Koşaner, “Türk Silahlı Kuvvetlerimiz birlik ve bütünlüğümüze kastedecek her türlü tehdit karşısında daima göreve hazırdır ve milletinin emrindedir” diyor.
İyi ama, birlik ve bütünlüğe kastedenler, Türkiye’yi özerk cumhuriyetlerden oluşan bir federasyona doğru götürürken, TSK’yı temsil edenler, bu tehdit karşısında ne yapacaktır?
“Milletin emrinde” olmak güzel de Anayasa’ya göre TSK, hükümetin emrindedir! Gerçi hükümetin de millet iradesi sonucu oluştuğu varsayılırsa, dolaylı olarak yine milletin emrinde olunuyor ama, Cumhuriyetin temel değerlerini hükümet yıpratıyorsa bu durumda hukuka aykırı bu eylemlere boyun mu eğilecek?
İşte MHP Genel Başkanı Devlet Bahçeli, “Türkiye Cumhuriyeti’nin milli devlet niteliğinin ve üniter yapısının tartışmaya açılarak, dağılmış ve parçalanmış bir biçimde yeniden tanzim ve teşkil edilmek istendiği anlaşılmaktadır” diyor.

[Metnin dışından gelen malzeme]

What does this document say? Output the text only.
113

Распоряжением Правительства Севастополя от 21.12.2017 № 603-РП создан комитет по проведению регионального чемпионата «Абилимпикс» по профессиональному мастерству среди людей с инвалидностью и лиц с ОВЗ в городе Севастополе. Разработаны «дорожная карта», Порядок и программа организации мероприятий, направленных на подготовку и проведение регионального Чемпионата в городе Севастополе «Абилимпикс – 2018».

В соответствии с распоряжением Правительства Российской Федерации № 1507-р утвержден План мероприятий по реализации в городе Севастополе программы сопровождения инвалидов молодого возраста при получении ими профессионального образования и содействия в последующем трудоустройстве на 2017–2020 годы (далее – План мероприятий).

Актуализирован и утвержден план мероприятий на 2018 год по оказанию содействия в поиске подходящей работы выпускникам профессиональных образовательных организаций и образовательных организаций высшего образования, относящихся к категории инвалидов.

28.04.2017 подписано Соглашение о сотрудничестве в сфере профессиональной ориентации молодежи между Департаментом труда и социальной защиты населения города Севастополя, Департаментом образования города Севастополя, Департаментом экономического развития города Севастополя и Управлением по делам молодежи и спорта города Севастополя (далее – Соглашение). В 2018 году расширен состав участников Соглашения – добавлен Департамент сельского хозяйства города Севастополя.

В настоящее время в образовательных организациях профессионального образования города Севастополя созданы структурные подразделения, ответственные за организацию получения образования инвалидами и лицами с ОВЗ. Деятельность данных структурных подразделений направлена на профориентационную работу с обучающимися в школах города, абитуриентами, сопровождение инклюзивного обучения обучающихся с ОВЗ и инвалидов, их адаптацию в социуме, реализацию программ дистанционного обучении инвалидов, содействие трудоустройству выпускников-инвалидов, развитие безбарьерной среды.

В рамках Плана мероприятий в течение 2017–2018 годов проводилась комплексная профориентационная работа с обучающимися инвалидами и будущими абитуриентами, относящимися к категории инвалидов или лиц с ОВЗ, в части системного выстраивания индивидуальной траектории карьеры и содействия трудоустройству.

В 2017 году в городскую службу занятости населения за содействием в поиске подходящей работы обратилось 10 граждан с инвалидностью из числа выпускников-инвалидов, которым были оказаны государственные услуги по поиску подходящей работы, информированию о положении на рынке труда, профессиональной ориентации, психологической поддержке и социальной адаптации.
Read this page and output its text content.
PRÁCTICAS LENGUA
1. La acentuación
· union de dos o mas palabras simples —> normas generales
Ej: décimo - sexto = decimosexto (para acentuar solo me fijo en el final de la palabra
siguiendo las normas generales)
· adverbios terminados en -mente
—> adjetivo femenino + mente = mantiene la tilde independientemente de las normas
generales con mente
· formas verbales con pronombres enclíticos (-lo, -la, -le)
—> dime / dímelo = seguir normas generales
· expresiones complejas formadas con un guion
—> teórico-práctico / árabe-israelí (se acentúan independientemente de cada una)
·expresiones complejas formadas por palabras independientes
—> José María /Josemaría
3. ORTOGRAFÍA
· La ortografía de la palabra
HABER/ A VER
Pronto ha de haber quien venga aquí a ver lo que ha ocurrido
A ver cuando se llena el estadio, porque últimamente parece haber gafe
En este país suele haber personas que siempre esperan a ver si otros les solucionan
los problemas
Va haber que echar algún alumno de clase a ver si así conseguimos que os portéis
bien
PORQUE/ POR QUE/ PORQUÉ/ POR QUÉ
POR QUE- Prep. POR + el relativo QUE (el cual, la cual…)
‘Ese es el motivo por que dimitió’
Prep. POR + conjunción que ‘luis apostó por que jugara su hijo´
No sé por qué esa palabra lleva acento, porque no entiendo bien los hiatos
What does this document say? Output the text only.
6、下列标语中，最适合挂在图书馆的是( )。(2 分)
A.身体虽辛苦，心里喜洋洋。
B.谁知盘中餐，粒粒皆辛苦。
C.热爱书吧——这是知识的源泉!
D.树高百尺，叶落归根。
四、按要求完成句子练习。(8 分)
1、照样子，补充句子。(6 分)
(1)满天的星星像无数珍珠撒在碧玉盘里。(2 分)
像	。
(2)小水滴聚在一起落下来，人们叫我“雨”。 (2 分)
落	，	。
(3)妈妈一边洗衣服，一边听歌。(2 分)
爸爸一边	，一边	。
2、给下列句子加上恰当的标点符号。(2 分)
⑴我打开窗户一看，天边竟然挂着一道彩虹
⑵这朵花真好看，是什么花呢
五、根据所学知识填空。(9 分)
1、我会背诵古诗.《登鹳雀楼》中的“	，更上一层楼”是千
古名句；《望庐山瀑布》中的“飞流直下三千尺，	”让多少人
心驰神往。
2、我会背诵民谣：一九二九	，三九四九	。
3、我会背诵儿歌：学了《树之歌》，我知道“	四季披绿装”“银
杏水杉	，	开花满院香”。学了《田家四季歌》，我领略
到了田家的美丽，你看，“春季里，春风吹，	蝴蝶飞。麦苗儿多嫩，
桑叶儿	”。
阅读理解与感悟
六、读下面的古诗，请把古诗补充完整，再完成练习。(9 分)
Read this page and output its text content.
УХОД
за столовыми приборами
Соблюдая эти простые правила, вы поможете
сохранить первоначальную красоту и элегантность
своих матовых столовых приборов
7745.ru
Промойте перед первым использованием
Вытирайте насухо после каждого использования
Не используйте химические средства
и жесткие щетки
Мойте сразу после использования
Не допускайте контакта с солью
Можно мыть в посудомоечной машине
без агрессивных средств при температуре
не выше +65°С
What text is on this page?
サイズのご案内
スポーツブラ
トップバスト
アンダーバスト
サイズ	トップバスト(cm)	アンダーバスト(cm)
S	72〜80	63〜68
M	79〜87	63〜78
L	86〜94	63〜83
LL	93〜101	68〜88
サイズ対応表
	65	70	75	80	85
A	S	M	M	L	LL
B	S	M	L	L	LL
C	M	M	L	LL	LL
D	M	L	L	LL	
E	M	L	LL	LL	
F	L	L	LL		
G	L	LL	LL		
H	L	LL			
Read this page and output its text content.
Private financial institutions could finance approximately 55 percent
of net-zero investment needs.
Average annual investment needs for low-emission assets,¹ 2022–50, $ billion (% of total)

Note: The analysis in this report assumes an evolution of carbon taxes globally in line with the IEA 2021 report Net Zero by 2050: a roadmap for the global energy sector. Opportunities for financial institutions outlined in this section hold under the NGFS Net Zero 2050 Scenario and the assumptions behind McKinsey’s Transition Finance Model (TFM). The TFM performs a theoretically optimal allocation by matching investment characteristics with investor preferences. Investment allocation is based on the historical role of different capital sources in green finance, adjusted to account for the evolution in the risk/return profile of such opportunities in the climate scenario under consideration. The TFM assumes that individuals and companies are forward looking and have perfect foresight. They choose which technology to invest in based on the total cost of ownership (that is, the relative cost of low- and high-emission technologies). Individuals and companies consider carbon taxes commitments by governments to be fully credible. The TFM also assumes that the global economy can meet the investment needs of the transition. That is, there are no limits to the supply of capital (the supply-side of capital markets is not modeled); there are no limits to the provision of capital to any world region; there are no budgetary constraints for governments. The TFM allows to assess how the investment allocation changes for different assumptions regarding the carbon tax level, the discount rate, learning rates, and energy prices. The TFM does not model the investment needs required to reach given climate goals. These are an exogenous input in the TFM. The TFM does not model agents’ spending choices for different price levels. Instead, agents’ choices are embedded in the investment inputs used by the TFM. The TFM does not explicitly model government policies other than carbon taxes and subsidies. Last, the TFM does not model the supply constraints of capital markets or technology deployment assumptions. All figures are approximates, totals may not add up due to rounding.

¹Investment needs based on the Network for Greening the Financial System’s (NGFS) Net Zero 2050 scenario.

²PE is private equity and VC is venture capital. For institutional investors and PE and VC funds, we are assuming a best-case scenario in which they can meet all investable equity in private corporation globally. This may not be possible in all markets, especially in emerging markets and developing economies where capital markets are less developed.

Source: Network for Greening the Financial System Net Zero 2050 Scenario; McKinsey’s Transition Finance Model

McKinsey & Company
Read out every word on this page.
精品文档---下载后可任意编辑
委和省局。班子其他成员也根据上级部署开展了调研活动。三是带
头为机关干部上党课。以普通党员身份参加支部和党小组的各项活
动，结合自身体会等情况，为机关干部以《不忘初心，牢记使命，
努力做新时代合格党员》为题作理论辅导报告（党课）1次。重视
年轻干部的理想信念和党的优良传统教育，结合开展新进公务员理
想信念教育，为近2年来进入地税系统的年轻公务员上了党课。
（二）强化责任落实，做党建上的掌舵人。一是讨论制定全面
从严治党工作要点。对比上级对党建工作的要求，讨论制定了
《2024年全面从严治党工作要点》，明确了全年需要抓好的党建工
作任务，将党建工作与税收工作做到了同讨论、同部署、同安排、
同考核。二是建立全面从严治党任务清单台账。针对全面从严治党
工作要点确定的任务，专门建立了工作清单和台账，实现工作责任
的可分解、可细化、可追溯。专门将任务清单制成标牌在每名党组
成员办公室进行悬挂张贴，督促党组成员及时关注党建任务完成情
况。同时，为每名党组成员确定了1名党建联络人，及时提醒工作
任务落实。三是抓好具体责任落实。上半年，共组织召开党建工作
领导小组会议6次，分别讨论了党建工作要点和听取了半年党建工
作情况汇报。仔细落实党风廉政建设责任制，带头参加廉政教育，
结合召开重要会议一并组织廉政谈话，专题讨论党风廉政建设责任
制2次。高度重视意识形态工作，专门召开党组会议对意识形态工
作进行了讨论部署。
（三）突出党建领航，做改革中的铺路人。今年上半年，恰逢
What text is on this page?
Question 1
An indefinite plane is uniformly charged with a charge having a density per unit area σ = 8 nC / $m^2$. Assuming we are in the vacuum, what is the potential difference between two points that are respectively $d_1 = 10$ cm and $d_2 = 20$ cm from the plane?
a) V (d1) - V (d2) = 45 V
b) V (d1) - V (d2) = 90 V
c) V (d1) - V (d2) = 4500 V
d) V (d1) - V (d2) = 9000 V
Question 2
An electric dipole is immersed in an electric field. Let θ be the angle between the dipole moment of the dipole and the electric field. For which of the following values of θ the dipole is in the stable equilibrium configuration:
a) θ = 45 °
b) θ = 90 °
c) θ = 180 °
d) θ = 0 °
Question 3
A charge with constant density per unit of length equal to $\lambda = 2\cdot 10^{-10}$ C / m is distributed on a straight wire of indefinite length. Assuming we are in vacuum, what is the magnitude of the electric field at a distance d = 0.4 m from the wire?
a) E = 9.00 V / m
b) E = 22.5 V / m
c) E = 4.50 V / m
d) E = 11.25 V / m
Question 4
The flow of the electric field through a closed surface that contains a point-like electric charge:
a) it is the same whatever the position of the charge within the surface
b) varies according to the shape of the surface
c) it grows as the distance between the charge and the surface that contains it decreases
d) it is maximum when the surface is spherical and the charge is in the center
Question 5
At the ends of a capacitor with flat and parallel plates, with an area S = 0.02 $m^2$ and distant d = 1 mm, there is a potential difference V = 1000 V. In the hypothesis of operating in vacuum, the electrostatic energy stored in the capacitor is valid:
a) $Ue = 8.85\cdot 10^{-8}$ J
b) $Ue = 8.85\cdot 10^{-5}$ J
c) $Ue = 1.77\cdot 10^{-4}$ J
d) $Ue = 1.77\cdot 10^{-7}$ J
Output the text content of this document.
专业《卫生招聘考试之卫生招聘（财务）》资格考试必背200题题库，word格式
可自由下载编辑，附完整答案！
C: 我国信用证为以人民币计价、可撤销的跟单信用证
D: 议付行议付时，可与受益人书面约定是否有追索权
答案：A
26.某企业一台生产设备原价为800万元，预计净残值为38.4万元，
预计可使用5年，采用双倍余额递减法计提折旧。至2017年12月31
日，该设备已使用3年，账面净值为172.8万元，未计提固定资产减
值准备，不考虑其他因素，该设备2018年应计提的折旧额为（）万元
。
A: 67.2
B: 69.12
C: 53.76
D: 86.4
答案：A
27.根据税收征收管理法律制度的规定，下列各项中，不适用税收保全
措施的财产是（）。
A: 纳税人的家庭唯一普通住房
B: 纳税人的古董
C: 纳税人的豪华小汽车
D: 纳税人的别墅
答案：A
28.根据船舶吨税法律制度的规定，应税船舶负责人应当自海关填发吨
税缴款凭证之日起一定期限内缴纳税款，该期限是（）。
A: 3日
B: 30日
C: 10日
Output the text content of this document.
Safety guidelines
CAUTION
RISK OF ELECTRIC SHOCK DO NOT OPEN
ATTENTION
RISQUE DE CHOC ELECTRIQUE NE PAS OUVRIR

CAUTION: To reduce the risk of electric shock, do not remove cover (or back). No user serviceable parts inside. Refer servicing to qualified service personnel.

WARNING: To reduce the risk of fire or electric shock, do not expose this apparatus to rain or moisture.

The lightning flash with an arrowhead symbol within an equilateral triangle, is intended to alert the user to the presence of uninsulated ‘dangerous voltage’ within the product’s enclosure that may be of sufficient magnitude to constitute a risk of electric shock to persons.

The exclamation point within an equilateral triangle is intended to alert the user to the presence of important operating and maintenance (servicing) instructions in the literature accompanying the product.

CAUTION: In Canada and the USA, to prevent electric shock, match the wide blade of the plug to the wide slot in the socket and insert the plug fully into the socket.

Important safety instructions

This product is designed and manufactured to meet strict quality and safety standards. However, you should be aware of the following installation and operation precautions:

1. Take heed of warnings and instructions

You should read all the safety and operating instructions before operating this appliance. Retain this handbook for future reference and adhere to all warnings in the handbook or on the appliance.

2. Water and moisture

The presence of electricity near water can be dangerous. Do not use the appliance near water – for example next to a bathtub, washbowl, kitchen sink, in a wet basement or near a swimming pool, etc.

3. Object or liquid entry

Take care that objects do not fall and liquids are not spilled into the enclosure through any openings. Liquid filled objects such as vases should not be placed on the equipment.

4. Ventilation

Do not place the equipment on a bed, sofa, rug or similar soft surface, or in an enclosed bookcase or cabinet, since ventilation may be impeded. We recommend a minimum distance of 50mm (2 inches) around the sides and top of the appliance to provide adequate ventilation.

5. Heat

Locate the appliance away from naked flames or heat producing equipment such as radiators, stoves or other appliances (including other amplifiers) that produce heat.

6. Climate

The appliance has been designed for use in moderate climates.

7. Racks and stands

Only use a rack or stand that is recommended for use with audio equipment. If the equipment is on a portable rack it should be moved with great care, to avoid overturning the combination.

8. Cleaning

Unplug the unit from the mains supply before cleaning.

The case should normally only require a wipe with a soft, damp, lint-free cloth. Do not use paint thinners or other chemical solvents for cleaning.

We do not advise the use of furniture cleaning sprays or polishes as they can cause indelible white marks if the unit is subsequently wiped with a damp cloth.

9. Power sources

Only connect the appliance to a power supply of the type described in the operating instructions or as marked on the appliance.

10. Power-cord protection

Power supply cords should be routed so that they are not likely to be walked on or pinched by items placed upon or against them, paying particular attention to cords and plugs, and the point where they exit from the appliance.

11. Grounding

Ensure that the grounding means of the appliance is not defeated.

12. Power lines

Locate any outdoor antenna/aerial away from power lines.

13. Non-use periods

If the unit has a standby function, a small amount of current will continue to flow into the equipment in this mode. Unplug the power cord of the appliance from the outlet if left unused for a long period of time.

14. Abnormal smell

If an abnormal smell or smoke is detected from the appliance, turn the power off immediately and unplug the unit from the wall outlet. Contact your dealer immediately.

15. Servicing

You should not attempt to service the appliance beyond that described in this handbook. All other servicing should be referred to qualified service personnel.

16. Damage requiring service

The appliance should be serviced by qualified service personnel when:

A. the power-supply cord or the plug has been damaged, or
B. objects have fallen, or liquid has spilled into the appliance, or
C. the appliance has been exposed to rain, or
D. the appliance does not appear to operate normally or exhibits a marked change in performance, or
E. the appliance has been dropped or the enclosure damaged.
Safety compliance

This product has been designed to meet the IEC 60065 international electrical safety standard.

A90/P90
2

Koşaner, “Güçlü bir silahlı kuvvetlere sahip olmak, varlığımızın, bekâmızın ve esenliğimizin yegâne teminatıdır” diyor ama, asıl teminat milletin kendisidir. TSK’yı milletin sırtında bir yük gibi gösterenler, halkın çoğunluğunu TSK aleyhine çevirmişlerse ne olacak?

* * *


Biliyorum, operasyonu sürdürenlerin uzantıları, hemen “Arslan Bulut, TSK’yı kışkırtıyor” diye bu yazıyı yorumlayabilir.
Ben TSK’yı kışkırtmıyorum. Darbeci de değilim. Sadece lafla bu geminin yürümeyeceğini, psikolojik operasyona aynı yöntemlerle karşı konulması gerektiğini hatırlatıyorum!